Which brings me to my pro-choice hope: that Obama, and the pro-choice members of congress, will frame this issue as it deserves be framed-- as a matter of trusting women to make our own decisions regarding our own bodies. So often abortion is discussed as a purely philosophical matter, and the real lives of real people are obscured by the rhetoric of both sides. The anti-choicers claim their opposition is motivated by a reverence for "life" and saving "babies," while well-meaning pro-choicers delve into the problems of personhood and when, exactly, "life" can be said to begin; both of these approaches completely overlook the living, breathing woman who will be forced to spend the better part of a year physically supporting another life if a pregnancy is allowed to continue. Having recently experienced a pregnancy from beginning to end, I am now more pro-choice than ever. Pregnancy and childbirth were the most miserable physical experiences of my life, and I can't imagine forcing any woman to endure that if she didn't want to. We must trust women to know what is best for them, and we must always bring the conversation back to this point: that adult women are autonomous people, capable of making our own decisions about our reproductive health.

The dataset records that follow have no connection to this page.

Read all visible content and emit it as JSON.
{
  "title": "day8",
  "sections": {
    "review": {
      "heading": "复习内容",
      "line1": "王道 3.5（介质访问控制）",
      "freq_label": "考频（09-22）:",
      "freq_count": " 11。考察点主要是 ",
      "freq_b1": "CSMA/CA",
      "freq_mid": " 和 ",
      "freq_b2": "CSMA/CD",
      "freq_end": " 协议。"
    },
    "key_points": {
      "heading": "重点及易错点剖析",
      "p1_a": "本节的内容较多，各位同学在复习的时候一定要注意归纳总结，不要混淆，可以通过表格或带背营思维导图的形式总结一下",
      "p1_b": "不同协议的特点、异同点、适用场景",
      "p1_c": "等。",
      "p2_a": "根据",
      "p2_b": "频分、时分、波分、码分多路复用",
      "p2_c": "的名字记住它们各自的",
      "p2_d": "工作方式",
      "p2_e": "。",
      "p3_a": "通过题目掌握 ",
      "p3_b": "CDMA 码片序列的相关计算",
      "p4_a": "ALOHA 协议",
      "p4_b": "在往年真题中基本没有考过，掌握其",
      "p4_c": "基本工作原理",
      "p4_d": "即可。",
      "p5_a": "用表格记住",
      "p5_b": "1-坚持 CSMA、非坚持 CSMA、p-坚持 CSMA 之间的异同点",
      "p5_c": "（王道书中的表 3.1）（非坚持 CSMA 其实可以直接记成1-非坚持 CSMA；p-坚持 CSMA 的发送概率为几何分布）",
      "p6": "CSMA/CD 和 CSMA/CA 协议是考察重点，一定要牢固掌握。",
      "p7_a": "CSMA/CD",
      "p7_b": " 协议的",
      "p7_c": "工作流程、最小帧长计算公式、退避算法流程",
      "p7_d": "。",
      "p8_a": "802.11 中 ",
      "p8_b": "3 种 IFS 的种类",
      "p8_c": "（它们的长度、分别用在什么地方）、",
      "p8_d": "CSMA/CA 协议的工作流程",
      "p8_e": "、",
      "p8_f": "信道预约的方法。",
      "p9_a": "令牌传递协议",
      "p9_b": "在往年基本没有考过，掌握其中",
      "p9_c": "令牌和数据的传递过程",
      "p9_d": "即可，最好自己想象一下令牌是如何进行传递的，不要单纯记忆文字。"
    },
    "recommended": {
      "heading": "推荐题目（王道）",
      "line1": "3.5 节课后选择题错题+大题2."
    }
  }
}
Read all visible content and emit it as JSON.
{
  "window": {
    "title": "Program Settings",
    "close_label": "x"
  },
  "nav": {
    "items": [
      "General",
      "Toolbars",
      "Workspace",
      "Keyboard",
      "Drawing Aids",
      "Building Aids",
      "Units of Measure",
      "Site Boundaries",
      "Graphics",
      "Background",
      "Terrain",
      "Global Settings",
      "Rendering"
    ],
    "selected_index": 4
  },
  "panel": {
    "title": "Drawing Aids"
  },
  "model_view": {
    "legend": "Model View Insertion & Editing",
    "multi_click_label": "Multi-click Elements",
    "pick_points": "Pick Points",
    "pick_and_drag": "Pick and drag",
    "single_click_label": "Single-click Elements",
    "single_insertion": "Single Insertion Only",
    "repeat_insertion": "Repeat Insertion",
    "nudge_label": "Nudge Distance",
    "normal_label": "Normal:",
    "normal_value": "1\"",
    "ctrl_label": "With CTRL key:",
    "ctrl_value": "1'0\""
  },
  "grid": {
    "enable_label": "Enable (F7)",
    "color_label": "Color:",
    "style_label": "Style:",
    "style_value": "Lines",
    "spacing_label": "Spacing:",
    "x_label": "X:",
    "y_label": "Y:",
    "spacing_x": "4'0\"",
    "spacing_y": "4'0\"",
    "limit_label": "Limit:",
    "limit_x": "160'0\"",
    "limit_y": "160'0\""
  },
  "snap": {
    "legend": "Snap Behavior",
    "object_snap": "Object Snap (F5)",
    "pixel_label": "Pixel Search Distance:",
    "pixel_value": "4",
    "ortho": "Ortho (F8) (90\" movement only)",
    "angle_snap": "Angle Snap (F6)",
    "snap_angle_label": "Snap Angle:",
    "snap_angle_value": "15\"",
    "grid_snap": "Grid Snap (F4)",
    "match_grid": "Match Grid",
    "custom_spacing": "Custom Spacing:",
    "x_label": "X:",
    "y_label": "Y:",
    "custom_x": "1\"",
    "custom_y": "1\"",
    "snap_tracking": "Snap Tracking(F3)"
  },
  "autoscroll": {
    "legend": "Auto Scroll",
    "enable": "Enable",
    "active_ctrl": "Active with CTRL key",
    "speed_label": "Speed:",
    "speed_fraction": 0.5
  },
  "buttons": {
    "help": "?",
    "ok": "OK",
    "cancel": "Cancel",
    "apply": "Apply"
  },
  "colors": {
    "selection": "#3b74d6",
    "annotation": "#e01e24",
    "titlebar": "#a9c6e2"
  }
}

Obviously, there are many other facets to the abortion issue that I'm not going to address: availability, affordability, doctors who refuse to perform abortions or refer patients to doctors who will, religious motivations for anti-choice arguments and the problems inherent in enshrining those beliefs in law, on and on ad nauseum. The most powerful argument I have to offer is my own experience, and the way the politics of abortion have affected my life. Now that I have a daughter of my own, I can only hope that if she should ever have to make the decision of whether to terminate a pregnancy, she will do it in a very different atmosphere from the one I faced. I want her to know my story, to know that above all it is a personal issue between a woman and her doctor, and to feel free to make her own choice without judgment from people who have no business meddling in her life.
I had an abortion in 2002, and I don't regret it. I made the right decision.